So I’ve read a few posts on here and I’m different to most of you in that I’ve never tried to take my own life. I guess I’ve thought about it before but now is the only serious time I’m considering.
On the few posts I’ve read many of you feel that nobody would care if you took your own life, that really hurts me to think. I’m different in this aspect as well as I know that my family would, my mum and sister in particular. And one of my friends as well. This doesn’t stop me having suicidal thoughts however I think it has definitely stopped me from attempting.
I think the main reason for me considering this is due to the fact that I’m really bad at dealing with hurt or pain and I’m not a strong person at all, as much as I’ve tried to be. I keep setting myself dates in my head and telling myself to hold off until that date and see if I’m feeling better. But this doesn’t seem to be getting better. I don’t want to hurt my family or leave them with any pain or guilt- and my mind isn’t clouded enough to think me killing myself wouldn’t do that.

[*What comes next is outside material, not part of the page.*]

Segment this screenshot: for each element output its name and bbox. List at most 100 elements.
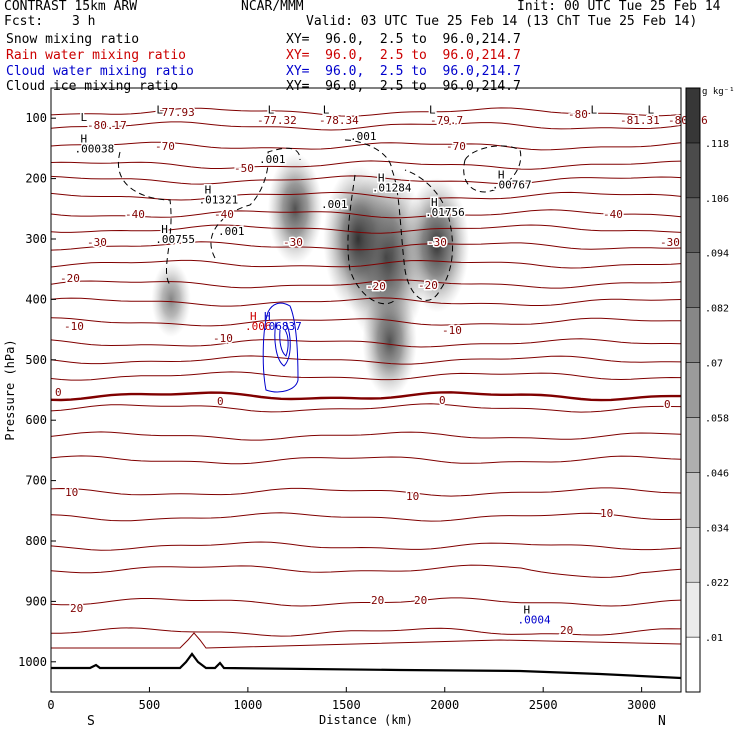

I love my family with all I have and don’t ever want to see them hurt, but this is a serious consideration now, and seems to be getting more serious by the day.

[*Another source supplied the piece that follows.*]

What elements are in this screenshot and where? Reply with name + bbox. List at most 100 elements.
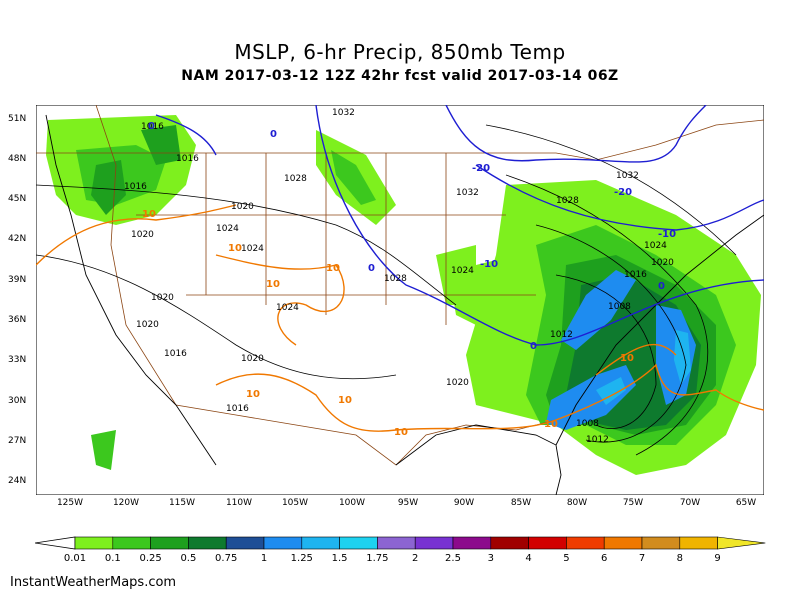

I guess I’m here to see if any of you feel the same and also to offer a helping hand to anyone that needs it.
8 comments
What is this hurt and pain you’re talking about? Is it physical, emotional, or some combination of the two?
Mainly emotional I think. I’m a much weaker person than others and can’t seem to deal with it in the same way for some reason
You may think so, but consider it from the reverse perspective. When other people go through similar trauma or emotional turbulence, it’s very hard to see it from the outside. We’re good at hiding behind our faces and words. Nobody knows how to deal with it very well, except for very lucky people, and very shallow people. You may handle it better than others, but considering that you can’t see it, and considering that most people shy away from things they know hurt them, it’s unlikely you’ll find confirmation for that. It’s more likely you’ll see confirmation in the other direction, since that’s the image most people want to project.
It’s the same situation I have to face everyday. I know that I want to stop the pain but my family, my mother, sister and one or two friends would have something horrible to deal with and all because of me, and I don’t want that. This is precisely one of the reasons for that I stay here, feeling all this suffering. I know that I’m a bad person and a burden to the people that care about me, I don’t wanna make it even worse.
First, thanks for your offer to help. That’s kind.
I know full well that my suicide would hurt others, even though I’ll easily say otherwise.
The thing for me is just that I’m at a point where my own selfishness means that I don’t care. I know that sounds harsh, and it is, but in all honesty, that’s how it is. I’ve alienated myself from a lot of people the past few years to help ease my own guilt were I to kill myself, and also simply because I needed a change and letting go of old relationships was important. How my family feels or would feel if I commit suicide has never really been a consideration, but hey, I’m a selfish guy.
Sorry to jack the ccomments but i read your post and read this comment. Honestly i think a lot like you, as im sitting writing this, i have a knife in my hand and it has been hours with me just staring at it. I want to end myself even though i know my family will be in pain but that isn’t the thing stopping me. I fear pain and i dont want to die with my last moments being in pain but not knowing what happens after is also just as frightening. If my conscious is extinguished that would be the best but that idea also frightens me just as the idea of there being an afterlife and keeping our conscious there. I guess im just afraid of death but I think if i had a gun, i wouldnt be here right now and honestly i wish i did have one at this moment. I think the promise of a quick death will be more tempting than the fear i have of dying.
Everything you said describes me except the last part about holding back because you don’t want to hurt your family. I don’t want to hurt my family either, but it won’t affect my decision to kill myself. I think of suicide the same way I think about the career I’ve chosen. My parents didn’t like it and they wanted me to do something different, but in the end it’s my life and I’m the one who has to live with it. So all my choices are my own.
I also believe that anyone who has a child should be prepared for that child to be miserable and suicidal. If you can’t deal with that possibility, then you shouldn’t have a child. Same as birth defects, Down Syndrome, etc. We didn’t choose to be born this way, so our parents don’t have the right to blame us for failing to be normal.
Other than that, though, I’m on the same page as you. I’ve never attempted suicide though I’m pretty sure that’s how I’ll go. My problem is also an inability to handle pain, including painful memories that constantly strike. It’s getting worse, and I know what I have to do. I know many people will miss me and be terribly upset, and that bothers me. But not enough to suffer a lifetime of pain for their sake. There’s actually a great feeling of freedom when you accept that. Guilt is never a good thing.
I’ve never attempted suicide too. But I’ve thought about it, and I think a big part of why I’m still alive is I’m a natural procrastinator. Even my own liberation, I put off and am putting off. But I would never feel guilt about it, because I find it hard to believe anyone could be anything but overjoyed I was removed.